2. Negative Equity Remains – Though the nation’s negative equity markets have improved enormously in the last three years, there remain roughly 7.2 million homeowners who are seriously delinquent on their mortgage, according to RealtyTrac. That means that more than seven million homeowners are effectively prohibited from selling their home, and as we noted last year, millions more remain too underwater (or hold too little equity) to comfortably sell their home; by one measure, equity issues hold back a full third of homeowners from listing their homes.

3. Slim Pickings – Housing inventory may be low, but quality inventory is even lower, and that has created what realtor.com’s Jonathan Smoke described as a “chicken-and-egg” problem among homeowners who have the necessary equity to sell. Sure, your client can sell their home for a hefty return, but what if they are not confident that they will find a home of similar quality to buy?

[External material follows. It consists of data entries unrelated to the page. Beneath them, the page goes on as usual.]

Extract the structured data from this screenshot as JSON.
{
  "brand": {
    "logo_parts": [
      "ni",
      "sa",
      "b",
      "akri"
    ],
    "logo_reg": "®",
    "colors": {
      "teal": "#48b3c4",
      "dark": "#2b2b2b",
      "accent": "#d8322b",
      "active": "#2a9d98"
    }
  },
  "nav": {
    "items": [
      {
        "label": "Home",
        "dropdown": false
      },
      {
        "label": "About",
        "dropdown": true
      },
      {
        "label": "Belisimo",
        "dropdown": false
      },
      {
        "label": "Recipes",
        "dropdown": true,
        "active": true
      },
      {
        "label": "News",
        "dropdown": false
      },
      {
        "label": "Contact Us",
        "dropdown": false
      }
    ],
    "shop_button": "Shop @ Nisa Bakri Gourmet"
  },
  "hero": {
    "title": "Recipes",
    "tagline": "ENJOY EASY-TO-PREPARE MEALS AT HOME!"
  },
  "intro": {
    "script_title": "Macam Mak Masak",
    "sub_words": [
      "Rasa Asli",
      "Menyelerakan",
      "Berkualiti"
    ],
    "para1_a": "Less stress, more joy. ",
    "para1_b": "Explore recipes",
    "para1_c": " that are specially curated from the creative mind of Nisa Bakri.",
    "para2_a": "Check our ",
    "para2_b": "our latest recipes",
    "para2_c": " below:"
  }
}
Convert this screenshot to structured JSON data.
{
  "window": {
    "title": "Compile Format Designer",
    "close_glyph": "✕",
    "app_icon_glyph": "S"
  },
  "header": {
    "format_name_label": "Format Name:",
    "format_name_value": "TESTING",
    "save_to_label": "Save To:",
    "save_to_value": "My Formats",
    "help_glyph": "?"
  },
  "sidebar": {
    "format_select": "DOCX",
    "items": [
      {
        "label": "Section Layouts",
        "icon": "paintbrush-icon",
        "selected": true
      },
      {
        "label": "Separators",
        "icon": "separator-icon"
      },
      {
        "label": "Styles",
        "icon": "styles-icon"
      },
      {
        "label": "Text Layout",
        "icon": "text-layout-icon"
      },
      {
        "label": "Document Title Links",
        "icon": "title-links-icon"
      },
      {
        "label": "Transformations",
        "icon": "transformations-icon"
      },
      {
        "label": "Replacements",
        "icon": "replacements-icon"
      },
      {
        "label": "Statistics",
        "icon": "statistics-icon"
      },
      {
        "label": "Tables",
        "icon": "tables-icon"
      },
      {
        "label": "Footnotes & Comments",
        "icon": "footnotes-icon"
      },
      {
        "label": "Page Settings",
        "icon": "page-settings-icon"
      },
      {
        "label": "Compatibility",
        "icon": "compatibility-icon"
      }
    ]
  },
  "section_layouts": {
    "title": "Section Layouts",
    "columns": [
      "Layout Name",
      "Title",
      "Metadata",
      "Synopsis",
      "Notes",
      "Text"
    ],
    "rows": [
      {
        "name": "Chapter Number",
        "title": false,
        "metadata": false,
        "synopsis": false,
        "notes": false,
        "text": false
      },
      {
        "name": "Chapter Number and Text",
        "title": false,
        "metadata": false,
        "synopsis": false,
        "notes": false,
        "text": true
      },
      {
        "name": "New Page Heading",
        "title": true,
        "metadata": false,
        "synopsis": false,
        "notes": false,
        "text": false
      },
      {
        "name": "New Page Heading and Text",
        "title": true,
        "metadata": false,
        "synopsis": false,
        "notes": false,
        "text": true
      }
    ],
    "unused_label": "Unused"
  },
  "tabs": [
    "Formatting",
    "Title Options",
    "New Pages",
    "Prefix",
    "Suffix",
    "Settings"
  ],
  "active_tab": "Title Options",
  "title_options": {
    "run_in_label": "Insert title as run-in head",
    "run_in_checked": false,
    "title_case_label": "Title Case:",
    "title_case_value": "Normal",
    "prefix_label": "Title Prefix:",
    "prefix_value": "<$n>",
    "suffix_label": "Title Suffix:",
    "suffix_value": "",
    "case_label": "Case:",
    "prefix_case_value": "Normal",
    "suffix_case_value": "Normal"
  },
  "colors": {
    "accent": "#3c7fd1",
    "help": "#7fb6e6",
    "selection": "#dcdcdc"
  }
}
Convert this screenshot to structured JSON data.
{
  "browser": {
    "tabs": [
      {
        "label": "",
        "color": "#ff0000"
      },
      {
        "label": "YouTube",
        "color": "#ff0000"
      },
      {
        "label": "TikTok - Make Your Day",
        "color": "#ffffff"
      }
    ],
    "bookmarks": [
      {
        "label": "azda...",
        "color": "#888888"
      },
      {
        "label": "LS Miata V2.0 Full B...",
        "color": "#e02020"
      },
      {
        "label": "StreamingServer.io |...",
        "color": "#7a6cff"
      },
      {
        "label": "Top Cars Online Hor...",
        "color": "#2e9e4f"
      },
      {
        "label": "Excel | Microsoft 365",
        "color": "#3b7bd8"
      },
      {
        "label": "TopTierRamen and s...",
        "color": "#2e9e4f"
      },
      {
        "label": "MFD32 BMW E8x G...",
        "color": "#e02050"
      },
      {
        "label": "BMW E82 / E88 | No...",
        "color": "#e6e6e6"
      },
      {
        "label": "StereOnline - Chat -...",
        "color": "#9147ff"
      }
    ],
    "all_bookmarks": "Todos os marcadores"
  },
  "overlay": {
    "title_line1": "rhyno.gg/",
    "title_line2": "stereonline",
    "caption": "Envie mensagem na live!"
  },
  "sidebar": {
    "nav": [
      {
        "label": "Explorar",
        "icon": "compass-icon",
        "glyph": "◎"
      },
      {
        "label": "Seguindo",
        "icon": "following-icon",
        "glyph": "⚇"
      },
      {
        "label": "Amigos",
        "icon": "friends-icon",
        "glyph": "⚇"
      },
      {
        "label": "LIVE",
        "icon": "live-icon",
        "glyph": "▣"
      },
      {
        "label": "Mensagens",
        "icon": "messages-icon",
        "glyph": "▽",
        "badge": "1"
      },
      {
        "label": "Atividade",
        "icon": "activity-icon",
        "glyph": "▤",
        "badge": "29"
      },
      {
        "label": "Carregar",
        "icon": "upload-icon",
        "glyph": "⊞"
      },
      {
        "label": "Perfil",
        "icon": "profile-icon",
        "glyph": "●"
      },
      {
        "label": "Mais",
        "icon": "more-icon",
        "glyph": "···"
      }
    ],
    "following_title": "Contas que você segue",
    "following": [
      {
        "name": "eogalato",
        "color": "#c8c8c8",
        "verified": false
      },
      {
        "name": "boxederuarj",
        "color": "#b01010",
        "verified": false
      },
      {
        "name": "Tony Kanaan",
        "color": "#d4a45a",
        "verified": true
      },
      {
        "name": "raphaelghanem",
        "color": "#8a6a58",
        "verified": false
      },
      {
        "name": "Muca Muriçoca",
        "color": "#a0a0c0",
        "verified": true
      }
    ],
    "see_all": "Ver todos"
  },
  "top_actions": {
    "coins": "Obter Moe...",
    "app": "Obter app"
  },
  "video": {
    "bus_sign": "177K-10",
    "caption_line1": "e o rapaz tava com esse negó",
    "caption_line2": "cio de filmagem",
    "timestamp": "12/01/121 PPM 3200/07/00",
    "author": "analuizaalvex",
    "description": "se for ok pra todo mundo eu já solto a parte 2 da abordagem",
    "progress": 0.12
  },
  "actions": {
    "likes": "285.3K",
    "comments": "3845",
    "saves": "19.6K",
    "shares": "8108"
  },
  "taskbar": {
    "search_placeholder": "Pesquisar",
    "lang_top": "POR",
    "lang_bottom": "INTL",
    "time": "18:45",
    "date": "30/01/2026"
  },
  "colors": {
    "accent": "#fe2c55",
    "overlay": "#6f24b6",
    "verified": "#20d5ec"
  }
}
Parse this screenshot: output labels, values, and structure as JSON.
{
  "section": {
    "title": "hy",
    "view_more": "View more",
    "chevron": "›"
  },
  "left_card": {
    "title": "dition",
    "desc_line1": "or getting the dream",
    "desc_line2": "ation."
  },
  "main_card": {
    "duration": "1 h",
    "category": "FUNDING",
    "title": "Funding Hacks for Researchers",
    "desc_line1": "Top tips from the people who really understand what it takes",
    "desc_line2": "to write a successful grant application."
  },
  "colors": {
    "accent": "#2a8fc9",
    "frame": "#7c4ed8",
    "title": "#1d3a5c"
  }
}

4. The Dreaded Rate Lock-ins – Many homeowners (as many as 16 percent, by Redfin’s analysis) refinanced at historically low mortgage rates in 2012 and 2013, and as a result, have no inclination to buy a home today and risk a higher mortgage payment. As we’ve written before, the phenomenon has been dubbed the “rate lock-in effect.”

5. Exclusionary Inventory – Finally, even when housing inventory has increased, it has not done so in an equal manner. In the first seven months of 2014, housing inventory jumped 18.5 percent over 2013; yet, according to a Redfin study of that increase, those gains were exclusively for higher-priced listings. So while the inventory of homes priced $549,800 and above rose 15.6 percent, the inventory for homes priced $227,500 and below fell 15.7 percent.

An unequal growth in housing inventory will only further precipitate the wider issues of inequality in housing, and will not bring us any closer to a recovery.